Emergency Paid Sick Leave Limitation: Limits the amount an employer is required to pay for sick leave to $511 per day ($5,110 in aggregate) or $200 per day ($2,000 in aggregate) to care for a quarantined individual or child

Additional Resources and Contact Information

For information about how the CARES Act affects osteopathic medical education (OME) more broadly, please review AACOM’s analysis of the stimulus package on how the law impacts OME.

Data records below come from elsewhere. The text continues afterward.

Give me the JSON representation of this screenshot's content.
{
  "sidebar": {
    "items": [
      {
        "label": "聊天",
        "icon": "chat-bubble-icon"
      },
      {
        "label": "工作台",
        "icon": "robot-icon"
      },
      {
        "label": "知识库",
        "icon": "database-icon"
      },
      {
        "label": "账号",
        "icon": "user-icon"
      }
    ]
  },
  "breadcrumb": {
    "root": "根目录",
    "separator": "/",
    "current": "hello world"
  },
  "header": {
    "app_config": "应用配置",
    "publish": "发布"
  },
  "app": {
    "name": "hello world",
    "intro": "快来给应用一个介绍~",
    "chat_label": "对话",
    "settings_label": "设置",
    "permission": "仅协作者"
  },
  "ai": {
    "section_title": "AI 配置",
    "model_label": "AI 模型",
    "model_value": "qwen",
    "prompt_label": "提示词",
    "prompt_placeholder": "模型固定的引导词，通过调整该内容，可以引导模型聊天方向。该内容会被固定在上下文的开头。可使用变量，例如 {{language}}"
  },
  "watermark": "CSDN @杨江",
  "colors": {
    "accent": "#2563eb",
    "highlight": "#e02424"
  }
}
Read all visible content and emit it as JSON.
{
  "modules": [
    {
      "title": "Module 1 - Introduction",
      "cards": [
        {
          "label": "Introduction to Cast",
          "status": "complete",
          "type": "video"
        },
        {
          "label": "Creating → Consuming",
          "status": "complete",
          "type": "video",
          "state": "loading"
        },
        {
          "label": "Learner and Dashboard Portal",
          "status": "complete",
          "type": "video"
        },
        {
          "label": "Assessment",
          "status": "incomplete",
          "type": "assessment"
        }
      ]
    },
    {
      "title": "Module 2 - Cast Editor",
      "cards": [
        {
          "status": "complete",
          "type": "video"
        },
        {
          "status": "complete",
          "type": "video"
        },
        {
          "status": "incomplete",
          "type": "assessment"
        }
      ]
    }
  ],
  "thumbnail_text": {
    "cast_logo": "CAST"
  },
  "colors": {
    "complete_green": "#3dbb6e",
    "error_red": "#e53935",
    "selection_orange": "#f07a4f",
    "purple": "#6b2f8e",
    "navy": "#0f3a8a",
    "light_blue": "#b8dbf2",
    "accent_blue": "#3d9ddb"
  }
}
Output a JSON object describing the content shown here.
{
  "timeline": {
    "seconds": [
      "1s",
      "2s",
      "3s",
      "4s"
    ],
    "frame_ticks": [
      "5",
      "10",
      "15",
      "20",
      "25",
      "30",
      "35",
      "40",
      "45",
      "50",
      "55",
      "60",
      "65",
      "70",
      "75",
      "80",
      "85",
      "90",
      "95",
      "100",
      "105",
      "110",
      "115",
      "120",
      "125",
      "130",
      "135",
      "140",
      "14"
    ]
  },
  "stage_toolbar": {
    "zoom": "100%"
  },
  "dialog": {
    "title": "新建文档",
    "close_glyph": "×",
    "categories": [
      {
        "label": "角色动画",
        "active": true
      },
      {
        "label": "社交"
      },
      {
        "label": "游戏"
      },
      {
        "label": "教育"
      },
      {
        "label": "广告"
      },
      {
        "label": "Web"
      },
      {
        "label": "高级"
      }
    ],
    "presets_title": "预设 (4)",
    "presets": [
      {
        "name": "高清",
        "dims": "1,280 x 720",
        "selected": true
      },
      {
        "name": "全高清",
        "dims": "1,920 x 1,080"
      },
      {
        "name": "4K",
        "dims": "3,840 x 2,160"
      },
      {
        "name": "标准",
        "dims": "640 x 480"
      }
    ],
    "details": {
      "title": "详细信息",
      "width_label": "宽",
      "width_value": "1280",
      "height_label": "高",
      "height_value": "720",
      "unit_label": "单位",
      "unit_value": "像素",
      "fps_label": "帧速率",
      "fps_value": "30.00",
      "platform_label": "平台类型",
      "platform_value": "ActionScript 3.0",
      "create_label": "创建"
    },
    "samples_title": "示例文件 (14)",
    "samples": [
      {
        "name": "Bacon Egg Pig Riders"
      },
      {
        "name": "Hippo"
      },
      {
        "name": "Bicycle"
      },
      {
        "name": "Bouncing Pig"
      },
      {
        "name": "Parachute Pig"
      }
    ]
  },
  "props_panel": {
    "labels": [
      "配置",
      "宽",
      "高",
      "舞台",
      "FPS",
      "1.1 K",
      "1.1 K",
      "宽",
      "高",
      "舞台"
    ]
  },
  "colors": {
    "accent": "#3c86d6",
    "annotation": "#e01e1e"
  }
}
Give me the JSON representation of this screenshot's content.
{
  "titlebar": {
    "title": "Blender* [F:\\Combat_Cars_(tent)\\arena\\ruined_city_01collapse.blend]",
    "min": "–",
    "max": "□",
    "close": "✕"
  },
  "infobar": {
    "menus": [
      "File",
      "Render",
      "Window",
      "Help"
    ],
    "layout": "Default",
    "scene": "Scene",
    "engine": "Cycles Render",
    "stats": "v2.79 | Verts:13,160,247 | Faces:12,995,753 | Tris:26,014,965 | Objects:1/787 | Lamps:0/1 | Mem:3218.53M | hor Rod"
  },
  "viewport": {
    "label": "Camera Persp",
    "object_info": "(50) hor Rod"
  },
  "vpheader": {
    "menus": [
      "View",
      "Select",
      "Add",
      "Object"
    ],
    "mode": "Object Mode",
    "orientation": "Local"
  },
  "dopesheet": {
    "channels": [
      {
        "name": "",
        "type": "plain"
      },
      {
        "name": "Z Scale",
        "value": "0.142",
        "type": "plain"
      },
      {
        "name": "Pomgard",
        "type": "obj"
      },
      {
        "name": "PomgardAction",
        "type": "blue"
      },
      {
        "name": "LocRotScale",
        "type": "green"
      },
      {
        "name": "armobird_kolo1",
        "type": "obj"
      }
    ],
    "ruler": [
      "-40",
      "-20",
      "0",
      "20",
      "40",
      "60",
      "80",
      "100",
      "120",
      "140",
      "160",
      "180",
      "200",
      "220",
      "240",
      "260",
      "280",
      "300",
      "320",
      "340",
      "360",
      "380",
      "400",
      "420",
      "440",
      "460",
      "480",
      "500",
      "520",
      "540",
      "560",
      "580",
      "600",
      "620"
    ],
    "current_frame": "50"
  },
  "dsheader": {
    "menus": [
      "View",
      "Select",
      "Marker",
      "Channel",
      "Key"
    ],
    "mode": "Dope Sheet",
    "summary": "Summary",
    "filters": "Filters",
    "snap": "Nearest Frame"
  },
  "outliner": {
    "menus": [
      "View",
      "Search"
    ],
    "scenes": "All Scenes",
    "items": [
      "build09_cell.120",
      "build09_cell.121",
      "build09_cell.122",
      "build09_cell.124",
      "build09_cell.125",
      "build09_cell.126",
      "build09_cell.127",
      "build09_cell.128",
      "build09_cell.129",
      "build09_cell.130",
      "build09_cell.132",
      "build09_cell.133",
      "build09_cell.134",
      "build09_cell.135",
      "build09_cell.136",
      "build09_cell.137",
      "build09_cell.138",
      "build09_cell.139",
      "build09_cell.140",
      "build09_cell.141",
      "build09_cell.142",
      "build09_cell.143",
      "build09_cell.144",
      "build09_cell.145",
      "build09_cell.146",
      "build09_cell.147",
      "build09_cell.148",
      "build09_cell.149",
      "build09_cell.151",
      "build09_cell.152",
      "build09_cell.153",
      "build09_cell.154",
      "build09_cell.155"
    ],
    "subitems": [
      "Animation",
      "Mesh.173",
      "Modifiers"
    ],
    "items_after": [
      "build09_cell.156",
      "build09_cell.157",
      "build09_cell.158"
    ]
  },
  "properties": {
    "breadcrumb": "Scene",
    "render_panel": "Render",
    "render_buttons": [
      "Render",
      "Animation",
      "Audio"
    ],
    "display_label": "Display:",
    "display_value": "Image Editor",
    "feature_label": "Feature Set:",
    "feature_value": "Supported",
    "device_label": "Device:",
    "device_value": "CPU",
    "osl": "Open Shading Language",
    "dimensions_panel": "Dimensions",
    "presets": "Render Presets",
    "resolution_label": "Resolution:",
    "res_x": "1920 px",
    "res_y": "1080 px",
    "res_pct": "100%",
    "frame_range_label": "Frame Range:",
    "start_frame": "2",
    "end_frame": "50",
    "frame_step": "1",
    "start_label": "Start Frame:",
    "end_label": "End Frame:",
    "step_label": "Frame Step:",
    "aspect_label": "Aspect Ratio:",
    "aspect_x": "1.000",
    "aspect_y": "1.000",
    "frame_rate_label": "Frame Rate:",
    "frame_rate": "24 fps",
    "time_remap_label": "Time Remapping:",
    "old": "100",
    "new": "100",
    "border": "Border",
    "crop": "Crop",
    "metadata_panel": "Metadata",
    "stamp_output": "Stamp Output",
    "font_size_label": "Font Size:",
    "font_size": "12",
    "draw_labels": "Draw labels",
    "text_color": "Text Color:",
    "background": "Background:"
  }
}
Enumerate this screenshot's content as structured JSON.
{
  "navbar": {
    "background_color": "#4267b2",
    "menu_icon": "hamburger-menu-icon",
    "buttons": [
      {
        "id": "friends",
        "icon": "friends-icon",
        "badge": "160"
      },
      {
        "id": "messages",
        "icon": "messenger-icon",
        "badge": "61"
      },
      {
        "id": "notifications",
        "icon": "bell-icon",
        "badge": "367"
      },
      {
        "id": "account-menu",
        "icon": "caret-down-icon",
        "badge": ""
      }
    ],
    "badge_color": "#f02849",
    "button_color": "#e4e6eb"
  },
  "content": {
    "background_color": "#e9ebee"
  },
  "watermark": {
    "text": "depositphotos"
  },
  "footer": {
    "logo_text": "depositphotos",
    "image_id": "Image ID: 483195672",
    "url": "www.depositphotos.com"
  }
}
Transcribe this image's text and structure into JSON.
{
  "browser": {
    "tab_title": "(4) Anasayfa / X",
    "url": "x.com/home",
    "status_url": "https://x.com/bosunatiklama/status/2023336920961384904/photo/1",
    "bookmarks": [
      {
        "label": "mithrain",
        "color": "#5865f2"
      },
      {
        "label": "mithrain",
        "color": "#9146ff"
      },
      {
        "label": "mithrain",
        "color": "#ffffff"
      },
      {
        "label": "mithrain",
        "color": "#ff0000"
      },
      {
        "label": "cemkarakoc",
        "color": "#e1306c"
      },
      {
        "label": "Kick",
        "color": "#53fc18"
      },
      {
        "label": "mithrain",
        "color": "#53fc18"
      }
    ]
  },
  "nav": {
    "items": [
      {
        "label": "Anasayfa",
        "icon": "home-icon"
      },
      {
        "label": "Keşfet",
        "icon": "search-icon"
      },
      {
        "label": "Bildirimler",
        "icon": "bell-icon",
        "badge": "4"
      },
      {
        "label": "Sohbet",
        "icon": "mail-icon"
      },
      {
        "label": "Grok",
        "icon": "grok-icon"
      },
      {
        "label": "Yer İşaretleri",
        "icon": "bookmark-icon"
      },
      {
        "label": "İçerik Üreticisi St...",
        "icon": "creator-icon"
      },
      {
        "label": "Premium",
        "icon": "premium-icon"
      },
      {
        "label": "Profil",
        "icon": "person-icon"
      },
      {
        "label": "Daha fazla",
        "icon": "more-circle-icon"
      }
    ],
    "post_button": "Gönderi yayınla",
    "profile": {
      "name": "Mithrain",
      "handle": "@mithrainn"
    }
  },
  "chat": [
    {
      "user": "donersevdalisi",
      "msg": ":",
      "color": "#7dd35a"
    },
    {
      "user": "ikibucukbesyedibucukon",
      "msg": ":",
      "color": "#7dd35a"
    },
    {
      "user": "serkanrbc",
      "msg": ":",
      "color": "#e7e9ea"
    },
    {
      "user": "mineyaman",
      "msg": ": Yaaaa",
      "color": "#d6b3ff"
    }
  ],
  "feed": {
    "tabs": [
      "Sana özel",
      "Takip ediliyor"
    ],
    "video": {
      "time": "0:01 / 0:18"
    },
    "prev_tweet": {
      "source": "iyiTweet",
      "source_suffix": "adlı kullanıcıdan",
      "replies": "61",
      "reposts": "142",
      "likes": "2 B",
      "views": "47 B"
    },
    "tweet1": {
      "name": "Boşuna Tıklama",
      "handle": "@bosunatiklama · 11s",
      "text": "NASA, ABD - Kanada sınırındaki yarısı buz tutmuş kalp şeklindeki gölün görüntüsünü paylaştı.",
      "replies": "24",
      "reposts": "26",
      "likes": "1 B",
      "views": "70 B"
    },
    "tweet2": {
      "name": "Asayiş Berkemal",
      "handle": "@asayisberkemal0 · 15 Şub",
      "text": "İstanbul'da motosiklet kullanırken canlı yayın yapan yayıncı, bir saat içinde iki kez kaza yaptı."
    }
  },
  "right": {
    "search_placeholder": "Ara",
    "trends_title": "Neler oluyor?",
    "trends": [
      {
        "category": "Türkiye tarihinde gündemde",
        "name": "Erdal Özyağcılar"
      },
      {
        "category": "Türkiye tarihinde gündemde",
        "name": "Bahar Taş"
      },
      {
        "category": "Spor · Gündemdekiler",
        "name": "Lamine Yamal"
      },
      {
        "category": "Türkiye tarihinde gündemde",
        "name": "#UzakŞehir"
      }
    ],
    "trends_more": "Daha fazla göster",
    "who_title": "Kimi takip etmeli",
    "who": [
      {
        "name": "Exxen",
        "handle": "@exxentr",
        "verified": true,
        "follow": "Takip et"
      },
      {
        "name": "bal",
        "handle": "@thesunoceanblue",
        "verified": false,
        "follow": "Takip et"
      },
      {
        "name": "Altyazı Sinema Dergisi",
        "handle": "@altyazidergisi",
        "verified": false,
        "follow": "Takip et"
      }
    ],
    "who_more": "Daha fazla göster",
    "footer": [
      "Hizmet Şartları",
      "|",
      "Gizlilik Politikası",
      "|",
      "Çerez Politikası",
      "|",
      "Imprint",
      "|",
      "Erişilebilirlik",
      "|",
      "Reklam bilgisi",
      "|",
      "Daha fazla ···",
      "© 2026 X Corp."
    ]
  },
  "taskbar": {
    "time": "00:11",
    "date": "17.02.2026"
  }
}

Paycheck Protection Program and Health Care Enhancement Act

In a continued effort to combat the significant economic effects of the COVID-19 pandemic, the President last month signed into law the Paycheck Protection Program and Health Care Enhancement

Act (P.L. 116-139), a $483.4 billion relief package originally meant to be an “interim” fix to replenish a small-business loan program created in the CARES Act. Dubbed COVID 3.5, the latest package includes $321 billion for the depleted Paycheck Protection Program to aid small businesses suffering under the COVID-19 pandemic, $75 billion for hospitals and other medical providers to cover increased expenses and lost revenue, and $25 billion for federal, state, and local coronavirus testing. View AACOM’s analysis of COVID 3.5.